The idea of a healthy fascination with serial killers could seem like an oxymoron, but hear me out. While she and I will both spend hours watching Discovery ID and Biography specials, reading mystery novels, etc, each of us maintains an empathy for the victims, and neither of us is going to start writing letters to prisons any time soon.
As I have written before, though perhaps not here, I believe my fascination with serial killers stems from having grown up in the Pacific Northwest. Although Bundy had been caught in Florida by the time my family moved to Washington, the stories about Bundy and his preference for girls with long straight hair parted down the middle were still omni-present.
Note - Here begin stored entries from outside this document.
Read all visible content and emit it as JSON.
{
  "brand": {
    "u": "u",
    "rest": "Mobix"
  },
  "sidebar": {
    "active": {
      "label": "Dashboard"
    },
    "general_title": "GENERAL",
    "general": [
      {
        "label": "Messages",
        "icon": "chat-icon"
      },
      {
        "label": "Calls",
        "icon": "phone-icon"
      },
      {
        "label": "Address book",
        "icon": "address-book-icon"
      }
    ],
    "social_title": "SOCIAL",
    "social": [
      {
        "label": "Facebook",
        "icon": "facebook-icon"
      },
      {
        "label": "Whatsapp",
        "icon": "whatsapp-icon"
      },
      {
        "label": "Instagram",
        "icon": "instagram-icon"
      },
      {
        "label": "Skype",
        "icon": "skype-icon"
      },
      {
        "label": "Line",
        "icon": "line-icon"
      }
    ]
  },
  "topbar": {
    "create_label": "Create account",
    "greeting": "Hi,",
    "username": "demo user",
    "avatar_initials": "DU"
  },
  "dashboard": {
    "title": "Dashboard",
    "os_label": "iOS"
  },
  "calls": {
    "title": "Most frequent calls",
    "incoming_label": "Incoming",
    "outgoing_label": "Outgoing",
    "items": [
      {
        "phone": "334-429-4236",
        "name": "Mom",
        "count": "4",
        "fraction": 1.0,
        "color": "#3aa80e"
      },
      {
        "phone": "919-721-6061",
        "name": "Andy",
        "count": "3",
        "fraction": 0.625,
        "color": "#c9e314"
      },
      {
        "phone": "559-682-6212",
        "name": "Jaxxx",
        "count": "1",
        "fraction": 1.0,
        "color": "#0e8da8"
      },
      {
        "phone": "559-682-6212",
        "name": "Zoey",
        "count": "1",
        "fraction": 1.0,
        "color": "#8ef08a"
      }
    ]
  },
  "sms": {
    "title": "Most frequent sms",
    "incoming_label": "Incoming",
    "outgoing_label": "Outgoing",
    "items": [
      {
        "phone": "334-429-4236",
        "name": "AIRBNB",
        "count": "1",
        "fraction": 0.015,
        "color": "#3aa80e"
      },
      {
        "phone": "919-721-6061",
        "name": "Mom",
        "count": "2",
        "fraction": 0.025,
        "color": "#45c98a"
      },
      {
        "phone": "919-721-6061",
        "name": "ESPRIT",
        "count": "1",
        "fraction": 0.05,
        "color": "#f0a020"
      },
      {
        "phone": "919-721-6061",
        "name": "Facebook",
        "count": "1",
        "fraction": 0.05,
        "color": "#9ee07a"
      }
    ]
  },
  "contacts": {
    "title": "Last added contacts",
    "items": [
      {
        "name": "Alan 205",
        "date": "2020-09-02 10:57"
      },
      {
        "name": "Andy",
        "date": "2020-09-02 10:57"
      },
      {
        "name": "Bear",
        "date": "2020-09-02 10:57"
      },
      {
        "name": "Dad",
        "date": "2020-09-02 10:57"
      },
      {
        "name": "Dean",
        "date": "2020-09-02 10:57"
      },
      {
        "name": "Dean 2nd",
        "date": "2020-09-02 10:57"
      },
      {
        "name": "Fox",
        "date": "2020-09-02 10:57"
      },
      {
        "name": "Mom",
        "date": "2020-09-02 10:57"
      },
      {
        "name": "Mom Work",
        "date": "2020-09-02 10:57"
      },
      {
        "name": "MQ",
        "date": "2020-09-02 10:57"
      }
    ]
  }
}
Those stories also held a particular fascination for a 10 year old girl with long straight brown hair that parted in the middle. I’m not saying any of his victims really looked like me, but they did present a window into what I could look like when I grew up. By the time we moved from Minnesota/Canada Bundy’s Washington siege was over; however, Green River Killer victims were being found at an alarming rate through a good part of my childhood.
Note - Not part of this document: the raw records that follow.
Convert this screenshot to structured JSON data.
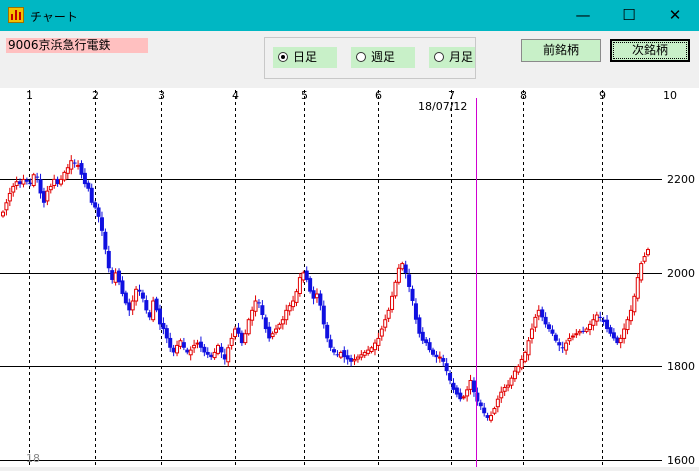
{
  "window": {
    "title": "チャート",
    "minimize_glyph": "—",
    "maximize_glyph": "☐",
    "close_glyph": "✕",
    "app_icon": "chart-app-icon"
  },
  "toolbar": {
    "stock_label": "9006京浜急行電鉄",
    "stock_label_color": "#ffc0c0",
    "radios": [
      {
        "label": "日足",
        "selected": true
      },
      {
        "label": "週足",
        "selected": false
      },
      {
        "label": "月足",
        "selected": false
      }
    ],
    "prev_button": "前銘柄",
    "next_button": "次銘柄",
    "button_color": "#c8f0c8"
  },
  "chart_data": {
    "type": "candlestick",
    "title": "",
    "xlabel": "",
    "ylabel": "",
    "ylim": [
      1600,
      2400
    ],
    "y_gridlines": [
      1600,
      1800,
      2000,
      2200
    ],
    "y_tick_labels": [
      "2200",
      "2000",
      "1800",
      "1600"
    ],
    "month_labels": [
      "1",
      "2",
      "3",
      "4",
      "5",
      "6",
      "7",
      "8",
      "9",
      "10"
    ],
    "cursor_date_label": "18/07/12",
    "year_label": "18",
    "up_color": "#e00000",
    "down_color": "#1010e0",
    "cursor_color": "#d000d0",
    "grid": true,
    "closes": [
      2130,
      2150,
      2170,
      2185,
      2195,
      2190,
      2200,
      2195,
      2190,
      2210,
      2205,
      2170,
      2150,
      2175,
      2185,
      2200,
      2190,
      2200,
      2215,
      2225,
      2240,
      2235,
      2230,
      2210,
      2190,
      2180,
      2150,
      2140,
      2120,
      2090,
      2050,
      2010,
      1985,
      2000,
      1980,
      1955,
      1935,
      1920,
      1940,
      1965,
      1960,
      1945,
      1920,
      1905,
      1940,
      1920,
      1890,
      1880,
      1860,
      1840,
      1830,
      1845,
      1855,
      1840,
      1830,
      1835,
      1845,
      1850,
      1840,
      1830,
      1825,
      1820,
      1830,
      1845,
      1830,
      1815,
      1840,
      1860,
      1880,
      1870,
      1850,
      1870,
      1900,
      1920,
      1940,
      1935,
      1910,
      1880,
      1860,
      1870,
      1880,
      1890,
      1900,
      1920,
      1930,
      1940,
      1960,
      1990,
      2000,
      1985,
      1960,
      1945,
      1955,
      1930,
      1890,
      1860,
      1840,
      1830,
      1825,
      1830,
      1820,
      1815,
      1810,
      1815,
      1820,
      1825,
      1830,
      1835,
      1840,
      1850,
      1860,
      1880,
      1900,
      1920,
      1950,
      1980,
      2010,
      2020,
      2000,
      1970,
      1940,
      1900,
      1870,
      1855,
      1850,
      1835,
      1825,
      1820,
      1820,
      1810,
      1790,
      1770,
      1750,
      1740,
      1730,
      1735,
      1750,
      1770,
      1745,
      1725,
      1715,
      1700,
      1690,
      1695,
      1710,
      1730,
      1745,
      1755,
      1760,
      1775,
      1790,
      1800,
      1815,
      1830,
      1855,
      1880,
      1905,
      1920,
      1905,
      1890,
      1880,
      1870,
      1855,
      1845,
      1840,
      1850,
      1860,
      1865,
      1870,
      1875,
      1875,
      1880,
      1890,
      1900,
      1910,
      1905,
      1895,
      1880,
      1870,
      1860,
      1850,
      1860,
      1880,
      1900,
      1920,
      1950,
      1990,
      2020,
      2035,
      2050
    ]
  }
}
Dr. D, I learned that first day we spent getting to know each other, grew up in Atlanta during the Atlanta Child Murders. While she did not fit the victim profile for those murders, the similarity between our likes and fascinations seemed to bolster my opinion that growing up in the shadow of an active serial killer leaves a mark. It is not any one thing I can describe clearly, but I do not believe the similarities between Dr. D and I are that odd when you take into account our formative environments. Children pick up on so much more than we give them credit for, and I couldn’t even guess at the consequences this contemporary melange of misogyny, sex, and violence will have.
Anyway, I think you can see why Dr. D told me I needed to watch Hannibal and tell her what I thought. It might also explain why I broke through my television ennui to actually do it. Dr. D’s recommendation, and my love of the characters in Thomas Harris’ series, led me to go so far as to get the NBC app to catch up to where the series is now. Having admitted to my love of this particular set of Harris’ characters, I also have to give this disclaimer – that love doesn’t extend to some sort of desire for utter faithfulness to Harris’s world or vision. While I enjoyed the book Hannibal, I think there are some important ways the movie is better, which is also true of Silence of the Lambs. All of which could be the topic of a different set of posts.
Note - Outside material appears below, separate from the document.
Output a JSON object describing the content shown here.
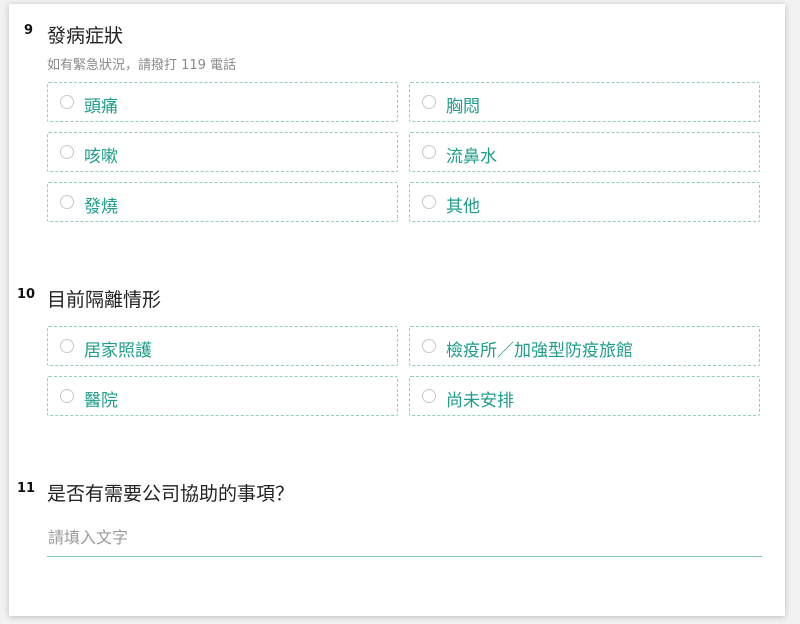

The television ennui I mentioned above extends over the whole of my life. Being truly done, having finally received my Ph.D., left me at some fairly significant loose ends. Sure, there is more time to fill, but I haven’t had the drive to fill it with anything. The last two weeks I have spent poking at things – starting crochet projects instead of finishing the ones I already have, whacking snakes in Tapped Out, looking at the mess of a desk I still need to clean up, and wanting to write a blog post here or there – but not feeling like I had anything to say. So, something pretty amazing happened as I began watching NBC’s Hannibal, I realized I had something to say. I won’t make any promises about the speed in which I will write these posts, but I do know there are at least two different posts coming about this show.